En conséquence, l’excuse de bonne foi ne peut être admise par la cour.
L’ordonnance rendue sera confirmée en ce qu’elle a retenu l’existence d’un trouble manifestement illicite.
Sur les mesures sollicitées
C’est à juste titre que le premier juge a retenu que seuls quatre passages de la vidéo étaient poursuivis de sorte que la suppression demandée ne peut que concerner ces quatre passages et non l’intégralité de la vidéo que M.[T] a fait le choix de ne pas poursuivre. Cette suppression a été ordonnée sous astreinte selon un quantum qui apparaît comme étant justifié.
L’ordonnance sera donc confirmée de ce chef, sauf à préciser que l’astreinte court 15 jours après la signification de l’ordonnance de référé et non 15 jours après le caractère définitif de cette ordonnance.
S’agissant de l’interdiction de toute nouvelle publication, celle-ci ne comporte aucun bien fondé, étant observé, ainsi que l’a apprécié le premier juge que l’appelant s’exposerait dans ce cas à de nouvelles poursuites nécessitant l’examen in concreto de l’existence d’une atteinte aux droits de l’intimé.

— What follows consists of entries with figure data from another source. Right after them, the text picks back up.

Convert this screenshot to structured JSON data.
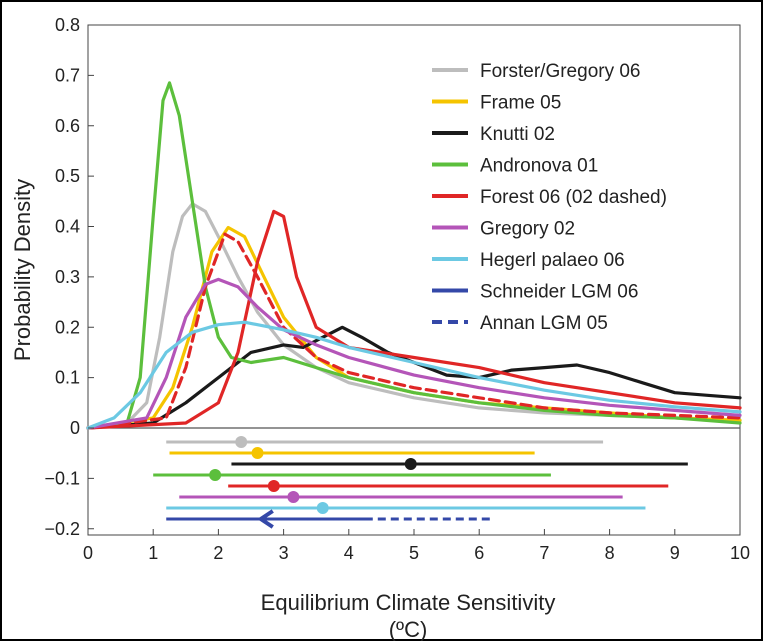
{
  "chart_data": {
    "type": "line",
    "title": "",
    "xlabel": "Equilibrium Climate Sensitivity",
    "xlabel_units": "(ºC)",
    "ylabel": "Probability Density",
    "xlim": [
      0,
      10
    ],
    "ylim": [
      -0.22,
      0.8
    ],
    "x_ticks": [
      0,
      1,
      2,
      3,
      4,
      5,
      6,
      7,
      8,
      9,
      10
    ],
    "y_ticks": [
      -0.2,
      -0.1,
      0,
      0.1,
      0.2,
      0.3,
      0.4,
      0.5,
      0.6,
      0.7,
      0.8
    ],
    "y_tick_labels": [
      "−0.2",
      "−0.1",
      "0",
      "0.1",
      "0.2",
      "0.3",
      "0.4",
      "0.5",
      "0.6",
      "0.7",
      "0.8"
    ],
    "legend_position": "top-right",
    "series": [
      {
        "name": "Forster/Gregory 06",
        "color": "#bdbdbd",
        "dash": false,
        "points": [
          [
            0,
            0
          ],
          [
            0.6,
            0.01
          ],
          [
            0.9,
            0.05
          ],
          [
            1.1,
            0.18
          ],
          [
            1.3,
            0.35
          ],
          [
            1.45,
            0.42
          ],
          [
            1.6,
            0.445
          ],
          [
            1.8,
            0.43
          ],
          [
            2.0,
            0.38
          ],
          [
            2.3,
            0.3
          ],
          [
            2.6,
            0.23
          ],
          [
            3.0,
            0.165
          ],
          [
            3.5,
            0.12
          ],
          [
            4.0,
            0.09
          ],
          [
            5.0,
            0.06
          ],
          [
            6.0,
            0.04
          ],
          [
            7.0,
            0.03
          ],
          [
            8.0,
            0.025
          ],
          [
            9.0,
            0.02
          ],
          [
            10,
            0.015
          ]
        ],
        "range": [
          1.2,
          7.9
        ],
        "median": 2.35
      },
      {
        "name": "Frame 05",
        "color": "#f5c400",
        "dash": false,
        "points": [
          [
            0,
            0
          ],
          [
            1.0,
            0.02
          ],
          [
            1.3,
            0.08
          ],
          [
            1.6,
            0.2
          ],
          [
            1.9,
            0.35
          ],
          [
            2.15,
            0.398
          ],
          [
            2.4,
            0.38
          ],
          [
            2.7,
            0.3
          ],
          [
            3.0,
            0.22
          ],
          [
            3.5,
            0.14
          ],
          [
            4.0,
            0.1
          ],
          [
            5.0,
            0.07
          ],
          [
            6.0,
            0.05
          ],
          [
            7.0,
            0.04
          ],
          [
            8.0,
            0.03
          ],
          [
            9.0,
            0.02
          ],
          [
            10,
            0.015
          ]
        ],
        "range": [
          1.25,
          6.85
        ],
        "median": 2.6
      },
      {
        "name": "Knutti 02",
        "color": "#1a1a1a",
        "dash": false,
        "points": [
          [
            0,
            0
          ],
          [
            1.0,
            0.01
          ],
          [
            1.5,
            0.05
          ],
          [
            2.0,
            0.1
          ],
          [
            2.5,
            0.15
          ],
          [
            3.0,
            0.165
          ],
          [
            3.3,
            0.16
          ],
          [
            3.6,
            0.18
          ],
          [
            3.9,
            0.2
          ],
          [
            4.2,
            0.18
          ],
          [
            4.6,
            0.15
          ],
          [
            5.0,
            0.13
          ],
          [
            5.5,
            0.105
          ],
          [
            6.0,
            0.1
          ],
          [
            6.5,
            0.115
          ],
          [
            7.0,
            0.12
          ],
          [
            7.5,
            0.125
          ],
          [
            8.0,
            0.11
          ],
          [
            8.5,
            0.09
          ],
          [
            9.0,
            0.07
          ],
          [
            9.5,
            0.065
          ],
          [
            10,
            0.06
          ]
        ],
        "range": [
          2.2,
          9.2
        ],
        "median": 4.95
      },
      {
        "name": "Andronova 01",
        "color": "#5cbf3c",
        "dash": false,
        "points": [
          [
            0,
            0
          ],
          [
            0.6,
            0.01
          ],
          [
            0.8,
            0.1
          ],
          [
            1.0,
            0.42
          ],
          [
            1.15,
            0.65
          ],
          [
            1.25,
            0.685
          ],
          [
            1.4,
            0.62
          ],
          [
            1.6,
            0.45
          ],
          [
            1.8,
            0.28
          ],
          [
            2.0,
            0.18
          ],
          [
            2.2,
            0.14
          ],
          [
            2.5,
            0.13
          ],
          [
            3.0,
            0.14
          ],
          [
            3.5,
            0.12
          ],
          [
            4.0,
            0.1
          ],
          [
            5.0,
            0.07
          ],
          [
            6.0,
            0.05
          ],
          [
            7.0,
            0.035
          ],
          [
            8.0,
            0.025
          ],
          [
            9.0,
            0.02
          ],
          [
            10,
            0.01
          ]
        ],
        "range": [
          1.0,
          7.1
        ],
        "median": 1.95
      },
      {
        "name": "Forest 06 (02 dashed)",
        "color": "#e02626",
        "dash": false,
        "points": [
          [
            0,
            0
          ],
          [
            1.5,
            0.01
          ],
          [
            2.0,
            0.05
          ],
          [
            2.3,
            0.15
          ],
          [
            2.6,
            0.33
          ],
          [
            2.85,
            0.43
          ],
          [
            3.0,
            0.42
          ],
          [
            3.2,
            0.3
          ],
          [
            3.5,
            0.2
          ],
          [
            4.0,
            0.16
          ],
          [
            5.0,
            0.14
          ],
          [
            6.0,
            0.12
          ],
          [
            7.0,
            0.09
          ],
          [
            8.0,
            0.07
          ],
          [
            9.0,
            0.05
          ],
          [
            10,
            0.04
          ]
        ],
        "range": [
          2.15,
          8.9
        ],
        "median": 2.85
      },
      {
        "name": "",
        "color": "#e02626",
        "dash": true,
        "points": [
          [
            0,
            0
          ],
          [
            1.2,
            0.02
          ],
          [
            1.5,
            0.12
          ],
          [
            1.8,
            0.28
          ],
          [
            2.1,
            0.385
          ],
          [
            2.3,
            0.37
          ],
          [
            2.6,
            0.3
          ],
          [
            3.0,
            0.2
          ],
          [
            3.5,
            0.14
          ],
          [
            4.0,
            0.11
          ],
          [
            5.0,
            0.08
          ],
          [
            6.0,
            0.06
          ],
          [
            7.0,
            0.04
          ],
          [
            8.0,
            0.03
          ],
          [
            9.0,
            0.025
          ],
          [
            10,
            0.02
          ]
        ],
        "range": null,
        "median": null
      },
      {
        "name": "Gregory 02",
        "color": "#b455b8",
        "dash": false,
        "points": [
          [
            0,
            0
          ],
          [
            0.9,
            0.02
          ],
          [
            1.2,
            0.1
          ],
          [
            1.5,
            0.22
          ],
          [
            1.8,
            0.285
          ],
          [
            2.0,
            0.295
          ],
          [
            2.3,
            0.28
          ],
          [
            2.6,
            0.24
          ],
          [
            3.0,
            0.195
          ],
          [
            3.5,
            0.165
          ],
          [
            4.0,
            0.14
          ],
          [
            5.0,
            0.105
          ],
          [
            6.0,
            0.08
          ],
          [
            7.0,
            0.06
          ],
          [
            8.0,
            0.045
          ],
          [
            9.0,
            0.035
          ],
          [
            10,
            0.025
          ]
        ],
        "range": [
          1.4,
          8.2
        ],
        "median": 3.15
      },
      {
        "name": "Hegerl palaeo 06",
        "color": "#6cc9e3",
        "dash": false,
        "points": [
          [
            0,
            0
          ],
          [
            0.4,
            0.02
          ],
          [
            0.8,
            0.07
          ],
          [
            1.2,
            0.15
          ],
          [
            1.6,
            0.19
          ],
          [
            2.0,
            0.205
          ],
          [
            2.4,
            0.21
          ],
          [
            3.0,
            0.195
          ],
          [
            3.5,
            0.18
          ],
          [
            4.0,
            0.16
          ],
          [
            5.0,
            0.13
          ],
          [
            6.0,
            0.1
          ],
          [
            7.0,
            0.075
          ],
          [
            8.0,
            0.055
          ],
          [
            9.0,
            0.042
          ],
          [
            10,
            0.032
          ]
        ],
        "range": [
          1.2,
          8.55
        ],
        "median": 3.6
      },
      {
        "name": "Schneider LGM 06",
        "color": "#3448a8",
        "dash": false,
        "points": [],
        "range": [
          1.2,
          4.3
        ],
        "median": null
      },
      {
        "name": "Annan LGM 05",
        "color": "#3448a8",
        "dash": true,
        "points": [],
        "range": [
          2.65,
          6.2
        ],
        "median": null
      }
    ]
  }
}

Sur la provision sur dommages intérêts
M.[T] invoque à ce titre un préjudice moral important.
Cependant, il ne produit sur ce point aucune pièce, de sorte qu’il sera tenu compte de ce que la diffusion de la vidéo litigieuse a été large et le préjudice moral justement réparé par l’allocation de 2.000 euros de dommages intérêts.
L’ordonnance rendue sera confirmée de ce chef.
Sur les dépens et les frais irrépétibles
Le sort des dépens et des frais irrépétibles a été exactement trnché par le premier juge.
A hauteur d’appel, l’appelant qui succombe en ses prétentions sera condamné à indemniser l’intimé pour ses frais non répétibles exposés et sera condamné aux dépens d’appel.
PAR CES MOTIFS
Confirme l’ordonnance entreprise, sauf à préciser que l’astreinte prononcée court quinze jours après la signification de l’ordonnance de référé,
Y ajoutant,
Condamne M.[R] [V] à verser à M.[W] [T] la somme de 2.000 euros en application de l’article 700 du code de procédure civile à hauteur d’appel ;
Condamne M.[R] [V] aux dépens d’appel.